Меня зовут Северин Морозов. Мне без двух месяцев восемнадцать лет. Я сбежал из дома, не имея четкой цели, определенных планов, вообще не особенно сознавая, зачем я это делаю и как намерен поступать в дальнейшем.

Тетя Оля думала, что я просил ее отца: помоги мне больше узнать об Эхайноре. Она ошибалась. В тот день я сказал ему на отвратительном эхойлане и с ошибками, которые он тотчас же поправил: «Я хочу, чтобы мне помогли вернуться в Эхайнор». И он не смог отказать мне, потому что, при всей разнице в возрасте и при всех расовых отличиях, я оставался в его глазах отпрыском очень уважаемого рода. Насколько уважаемого — я мог узнать только в самом Эхайноре.

Теперь я стоял посреди огромного пустого зала, вымотанный, злой, опухший от нескончаемого сна в неудобном положении, оглохший от бесконечных разговоров с чужими людьми, с дурацкой сумкой в руке и с дурацким медальоном на шее. Я чувствовал себя не молодым эхайнским аристократом, которому все было по фигу, а человеческим детенышем, отбившимся от родителей. Мне было плохо, одиноко и страшно. Я был близок к тому, чтобы разреветься. И наконец-то до меня начало доходить, насколько я был самонадеян и какую ужасную глупость спорол.

И мне нужно было что-то с этим делать.

Например, как-то выбираться в привычный человеческий мир. Хотя бы на тот же Тайкун. Что бы ни строили из себя его причудливые обитатели, там было все привычное, все свое…

Иными словами, удирать отсюда сломя голову.

Рыжеволосая девушка возле стойки обратила ко мне лицо и сказала на чистом эхойлане:

— Этлал-раага анахарр янр-ра шомарор гьята хеала таггаг.

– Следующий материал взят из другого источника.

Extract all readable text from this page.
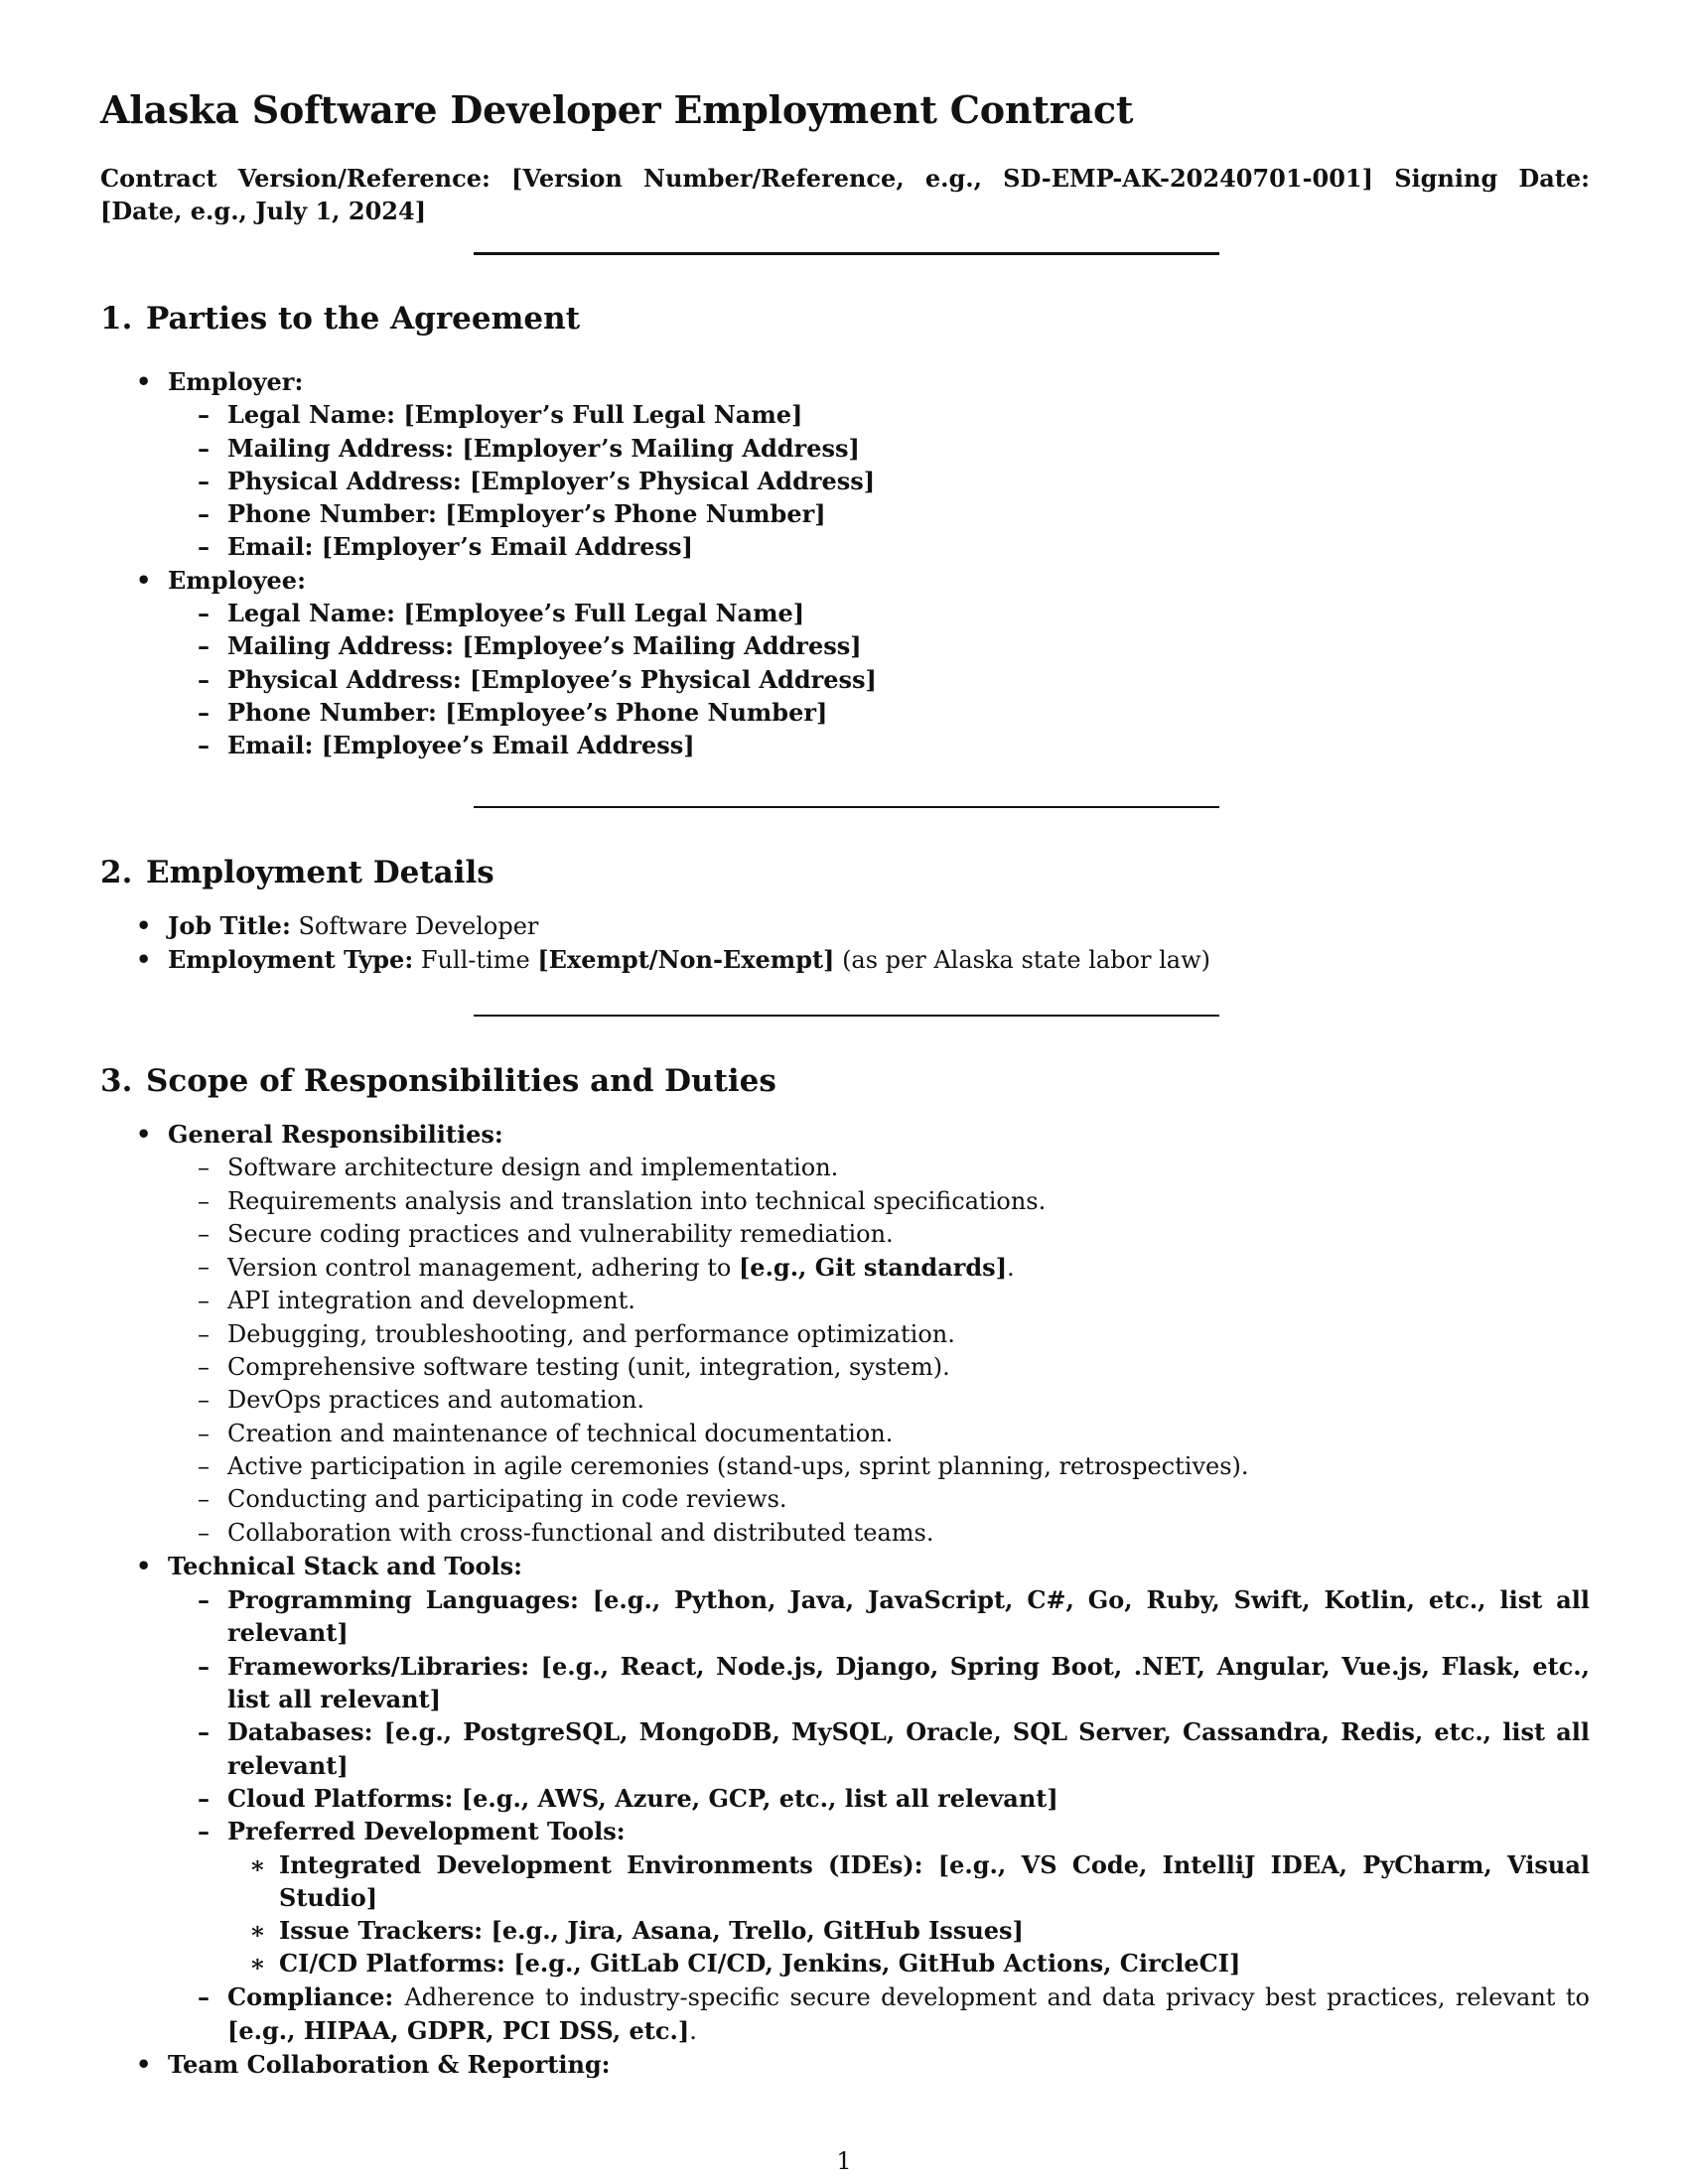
Alaska Software Developer Employment Contract

Contract Version/Reference: [Version Number/Reference, e.g., SD-EMP-AK-20240701-001] Signing Date: [Date, e.g., July 1, 2024]

1. Parties to the Agreement
• Employer:
– Legal Name: [Employer’s Full Legal Name]
– Mailing Address: [Employer’s Mailing Address]
– Physical Address: [Employer’s Physical Address]
– Phone Number: [Employer’s Phone Number]
– Email: [Employer’s Email Address]
• Employee:
– Legal Name: [Employee’s Full Legal Name]
– Mailing Address: [Employee’s Mailing Address]
– Physical Address: [Employee’s Physical Address]
– Phone Number: [Employee’s Phone Number]
– Email: [Employee’s Email Address]
2. Employment Details
• Job Title: Software Developer
• Employment Type: Full-time [Exempt/Non-Exempt] (as per Alaska state labor law)
3. Scope of Responsibilities and Duties
• General Responsibilities:
– Software architecture design and implementation.
– Requirements analysis and translation into technical specifications.
– Secure coding practices and vulnerability remediation.
– Version control management, adhering to [e.g., Git standards].
– API integration and development.
– Debugging, troubleshooting, and performance optimization.
– Comprehensive software testing (unit, integration, system).
– DevOps practices and automation.
– Creation and maintenance of technical documentation.
– Active participation in agile ceremonies (stand-ups, sprint planning, retrospectives).
– Conducting and participating in code reviews.
– Collaboration with cross-functional and distributed teams.
• Technical Stack and Tools:
– Programming Languages: [e.g., Python, Java, JavaScript, C#, Go, Ruby, Swift, Kotlin, etc., list all relevant]
– Frameworks/Libraries: [e.g., React, Node.js, Django, Spring Boot, .NET, Angular, Vue.js, Flask, etc., list all relevant]
– Databases: [e.g., PostgreSQL, MongoDB, MySQL, Oracle, SQL Server, Cassandra, Redis, etc., list all relevant]
– Cloud Platforms: [e.g., AWS, Azure, GCP, etc., list all relevant]
– Preferred Development Tools:
∗ Integrated Development Environments (IDEs): [e.g., VS Code, IntelliJ IDEA, PyCharm, Visual Studio]
∗ Issue Trackers: [e.g., Jira, Asana, Trello, GitHub Issues]
∗ CI/CD Platforms: [e.g., GitLab CI/CD, Jenkins, GitHub Actions, CircleCI]
– Compliance: Adherence to industry-specific secure development and data privacy best practices, relevant to [e.g., HIPAA, GDPR, PCI DSS, etc.].
• Team Collaboration & Reporting:
1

Голос был непривычного тембра — нечто лязгающее с металлическими перезвонами — и совершенно не вязался с ее обликом. Но и не так, впрочем, резал ухо, как у Гайрона, даже когда тот разговаривал на интерлинге.

Спустя мгновение я осознал, что понимаю ее слова.

— Если вы заблудились, сударь, я могу вам помочь, — сказала она.

Добро пожаловать в Эхайнор.

Ну вот ты и дома. Что же дальше-то, дурачок?